Hoy, junto a la barra de la cafetería Capri, me he
enterado de que mañana, 2 de diciembre de 2012, la cierran definitivamente y esa noticia, absolutamente inesperada para mí, me ha dejado hundido. El restaurante
y cafetería Capri es uno de los establecimientos con más solera de Pozoblanco. Está
ubicado en la plaza del Cronista Sepúlveda, nº 14, y fue fundada en 1987, el
mismo año en que cerró la desaparecida fonda Damián, otro establecimiento
emblemático, que fue abierta en 1939 por Antonio Fernández
Fernández y de la que luego se encargaron Carmelo, hijo de Antonio y el padre de los actuales
gestores de la Capri, y sus hermanos varones, Paco y Pepe.
En las paredes del restaurante Capri hay enmarcados 28
recortes de periódico que hablan de las excelencias de lo que allí se sirve, lo
que da idea de que, si todos los cierres son traumáticos, por lo que suponen de
desengaño y de salto al vacío, el de la Capri es, además, la alegoría (otra
más) de un trauma colectivo.

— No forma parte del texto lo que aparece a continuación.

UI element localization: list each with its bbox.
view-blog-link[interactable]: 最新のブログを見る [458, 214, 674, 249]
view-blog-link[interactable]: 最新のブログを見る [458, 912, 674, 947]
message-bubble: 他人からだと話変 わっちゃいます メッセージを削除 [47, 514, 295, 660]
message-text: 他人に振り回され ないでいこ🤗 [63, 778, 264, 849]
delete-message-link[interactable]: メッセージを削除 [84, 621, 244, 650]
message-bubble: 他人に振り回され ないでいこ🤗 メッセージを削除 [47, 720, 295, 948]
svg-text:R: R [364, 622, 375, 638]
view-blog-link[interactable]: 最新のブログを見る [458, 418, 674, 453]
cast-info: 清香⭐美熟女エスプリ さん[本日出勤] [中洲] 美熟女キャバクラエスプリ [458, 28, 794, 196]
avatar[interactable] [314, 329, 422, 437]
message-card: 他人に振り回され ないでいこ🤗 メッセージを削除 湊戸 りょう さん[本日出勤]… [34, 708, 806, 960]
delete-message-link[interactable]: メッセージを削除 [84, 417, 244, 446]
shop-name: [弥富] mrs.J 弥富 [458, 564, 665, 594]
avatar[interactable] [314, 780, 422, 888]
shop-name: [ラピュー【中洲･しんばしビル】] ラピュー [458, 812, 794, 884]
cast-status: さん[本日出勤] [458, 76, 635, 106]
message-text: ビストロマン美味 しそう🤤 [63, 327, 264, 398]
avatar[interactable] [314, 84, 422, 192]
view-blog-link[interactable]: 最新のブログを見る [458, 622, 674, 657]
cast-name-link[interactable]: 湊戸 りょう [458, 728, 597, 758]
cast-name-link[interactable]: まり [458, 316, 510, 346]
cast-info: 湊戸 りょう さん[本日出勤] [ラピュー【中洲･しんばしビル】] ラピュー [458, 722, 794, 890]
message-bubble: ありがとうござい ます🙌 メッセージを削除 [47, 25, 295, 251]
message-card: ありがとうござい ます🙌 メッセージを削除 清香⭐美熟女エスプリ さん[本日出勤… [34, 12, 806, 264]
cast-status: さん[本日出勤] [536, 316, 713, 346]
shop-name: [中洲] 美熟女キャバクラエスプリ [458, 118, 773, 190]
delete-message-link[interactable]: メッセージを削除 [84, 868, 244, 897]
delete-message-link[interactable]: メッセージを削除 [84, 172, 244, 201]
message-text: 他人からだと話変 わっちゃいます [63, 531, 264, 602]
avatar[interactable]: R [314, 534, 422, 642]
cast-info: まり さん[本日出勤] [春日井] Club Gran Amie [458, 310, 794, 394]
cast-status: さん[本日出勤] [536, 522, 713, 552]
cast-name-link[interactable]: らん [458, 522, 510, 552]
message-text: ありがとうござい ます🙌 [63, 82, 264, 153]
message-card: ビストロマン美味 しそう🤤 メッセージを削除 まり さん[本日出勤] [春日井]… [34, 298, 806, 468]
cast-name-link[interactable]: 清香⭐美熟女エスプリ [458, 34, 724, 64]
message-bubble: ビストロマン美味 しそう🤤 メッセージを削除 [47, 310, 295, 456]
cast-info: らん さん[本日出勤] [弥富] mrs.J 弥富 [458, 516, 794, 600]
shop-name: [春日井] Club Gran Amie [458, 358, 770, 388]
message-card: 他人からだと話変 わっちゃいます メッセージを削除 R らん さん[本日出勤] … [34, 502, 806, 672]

No es que la Capri haya fracasado, es que el mundo
feliz en que nos movíamos ha estallado en nuestra cara y ahora que las aguas
vuelven torrencialmente a su cauce se llevan por delante a cualquiera, sin separar
lo bueno de lo malo y sin reparar en el sufrimiento que generan.
Mientras
nos tomábamos una cerveza en la barra, una amiga ha tenido el buen acuerdo de proponer
que comiéramos, por última vez, en la Capri y todos hemos aceptado. La atención
de Manolo ha sido, como siempre, excepcional, y excepcional, como siempre, ha
sido la comida. Cuando salíamos, al percibir que tal vez no volviéramos a
quedar en ese establecimiento, he sentido como si alguien diera un portazo en mi
memoria y separara lo que había antes de lo que vendrá después. El antes feliz,
de lechón y de cervezas, y el futuro, en cuyo horizonte anidan las tormentas.
Cierra la Capri, y la de mañana será la última oportunidad que
tendrán los nostálgicos del tiempo perdido, como yo, de despedirla como Dios
manda, tomándose a la salud de sus dueños y sus trabajadores una tapa y una cerveza.